53 R. McLeod  Sun, May 11, 2003 4:56:21pm

Wait folks there is good news:

CARE official faults Bush for corporate contracts

PRIVATE companies are getting humanitarian aid contracts. Hopefully, they'll cut out these freelancers and get some real work done...

Hoo-ah.

54 someone  Sun, May 11, 2003 6:16:53pm

We let a Frenchman into Iraq!?

What the hell is wrong with us? We should at least make every single one wear a prominent sign that identifies them as French so the Iraqi people know on whom they can vent their long frustration.

55 really grumpy  Sun, May 11, 2003 6:32:27pm

I would humbly suggest that as a gesture of democracy and free speech, the "occupying" forces should widely diseminate an Iraqi translation of the proceedings of these NGO hate-fests and announce that out of respect to the outrage felt by the NGO's at the oppressive militaristic presence of the U.S. and our allied forces, that we will respect their opinion and withdraw to outside 3 miles from where the next meeting is to be held; and of course, give the exact date and time of the next pissfest to the Iraqi people.

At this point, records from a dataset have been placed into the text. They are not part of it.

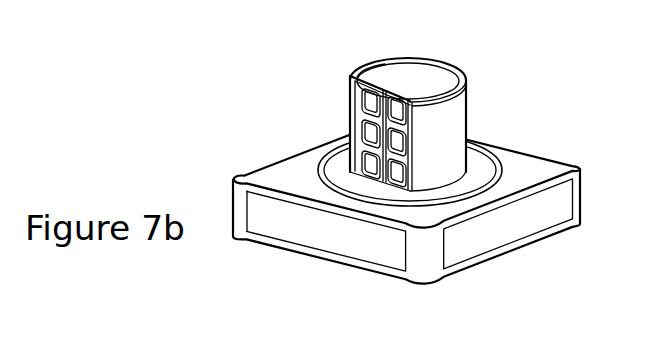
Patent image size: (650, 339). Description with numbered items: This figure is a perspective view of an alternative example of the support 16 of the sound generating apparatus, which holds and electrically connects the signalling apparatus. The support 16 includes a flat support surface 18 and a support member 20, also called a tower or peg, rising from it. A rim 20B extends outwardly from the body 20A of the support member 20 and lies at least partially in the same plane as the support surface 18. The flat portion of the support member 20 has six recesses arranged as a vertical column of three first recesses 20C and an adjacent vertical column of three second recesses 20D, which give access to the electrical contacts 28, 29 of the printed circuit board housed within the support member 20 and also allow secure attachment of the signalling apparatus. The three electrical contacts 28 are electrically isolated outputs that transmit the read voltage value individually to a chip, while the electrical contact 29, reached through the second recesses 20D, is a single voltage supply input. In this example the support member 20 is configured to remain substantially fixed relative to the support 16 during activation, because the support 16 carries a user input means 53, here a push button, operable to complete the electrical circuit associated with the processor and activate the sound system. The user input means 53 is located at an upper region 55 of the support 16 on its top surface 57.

The support 16 is at (533, 78).
The support surface 18 is at (255, 178).
The support member 20 is at (463, 102).
The body 20A is at (455, 127).
The rim 20B is at (333, 178).
The first recesses 20C is at (350, 74).
The second recesses 20D is at (423, 82).
The electrical contact 28 is at (350, 115).
The electrical contact 29 is at (445, 118).
The user input means 53 is at (410, 63).
The upper region 55 is at (353, 78).
The top surface 57 is at (386, 67).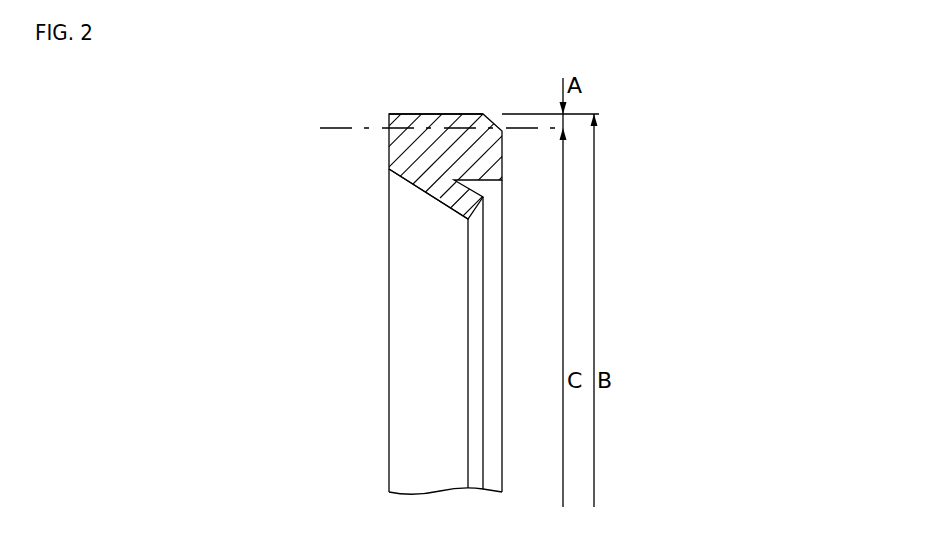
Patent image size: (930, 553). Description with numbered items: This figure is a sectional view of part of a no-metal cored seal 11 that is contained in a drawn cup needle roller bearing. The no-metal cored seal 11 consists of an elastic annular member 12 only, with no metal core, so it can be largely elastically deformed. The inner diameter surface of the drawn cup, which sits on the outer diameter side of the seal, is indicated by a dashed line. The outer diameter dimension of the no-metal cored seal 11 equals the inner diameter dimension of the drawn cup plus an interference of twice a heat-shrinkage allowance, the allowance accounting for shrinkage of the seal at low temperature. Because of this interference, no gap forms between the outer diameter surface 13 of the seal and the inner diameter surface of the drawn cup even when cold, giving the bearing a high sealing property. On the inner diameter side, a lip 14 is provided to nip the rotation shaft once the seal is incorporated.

The no-metal cored seal 11 is at (484, 56).
The elastic annular member 12 is at (407, 157).
The outer diameter surface 13 is at (427, 113).
The lip 14 is at (465, 216).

That way they can express their newfound freedoms in a positive way without "oppressor" influence.

Of course, it might be necessary for the military command to report an unfortunate incident involving a civilian riot, with "a number of casualties" among the NGO's.

Oh well. I think I have more empathy with the insects I've encountered lately than the do-nothing NGO's and their attitude of entitlement.

If I was in command over there I'd ship them all out, and let them know that they won't be treated so kindly should they attempt to worm their way back in.

56 nextcube  Mon, May 12, 2003 4:43:44am

#51 (S. K. Hui)

I was over there yesterday. You said it was safe but I heard a shot...

I think my brother said that to his landlord once in Philly, but he didn't mind...

You beat me to it! :)

57 Dirk Diggler  Mon, May 12, 2003 5:11:17am

These NGO's are loathed in Afghanistan as well. The Christian Science Monitor in an article entitled "Despite Iraq, US raising its presence in Kabul" (2/20/03) reported:

By giving money to these NGOs [non-governmental organizations], the world has made it so that the money has vaporized without any result," says Masood Khalili, Afghanistan's ambassador to India in New Delhi. "All the money goes to big houses, big cars, big salaries, and where is our money? President Karzai is not able to point and tell the people that I can deliver something on my promises."

NGO's were vocal opponents of American campaigns in both Afghanistan and Iraq. I have always been fascinated by how these NGO's can claim to care so much for the "poor and oppressed" of the world yet can be so adamant in opposing any changes that could possibly remove the regimes which impoverish and oppress them. I liken the situation to a twisted doctor/patient relationship.

Doctor NGO: "I'm sorry to inform you that you possess a malignant, but treatable form of cancer."

Patient: "Treatable...What are my options?" the patient asks nervously.

Doctor NGO: "We intend to give you enough morphine to make your days as comfortable as possible."

Patient: "That's it?" "No chermotherapy?" "No surgery?" the patient asks incredulously. "How will I beat the cancer into remission?"

Doctor NGO: "Unfortunately, you won't. Even though those options are available. I believe that those procedures are too invasive, too fraught with risk. I have decided that it is better for you simply to come to terms with your mortality and accept the inevitable." The doctor continues sanctimoniously "To that end, I am prepared to prescribe whatever painkillers are necessary to make your last days as comfortable as possible because as Doctor NGO, I care about you."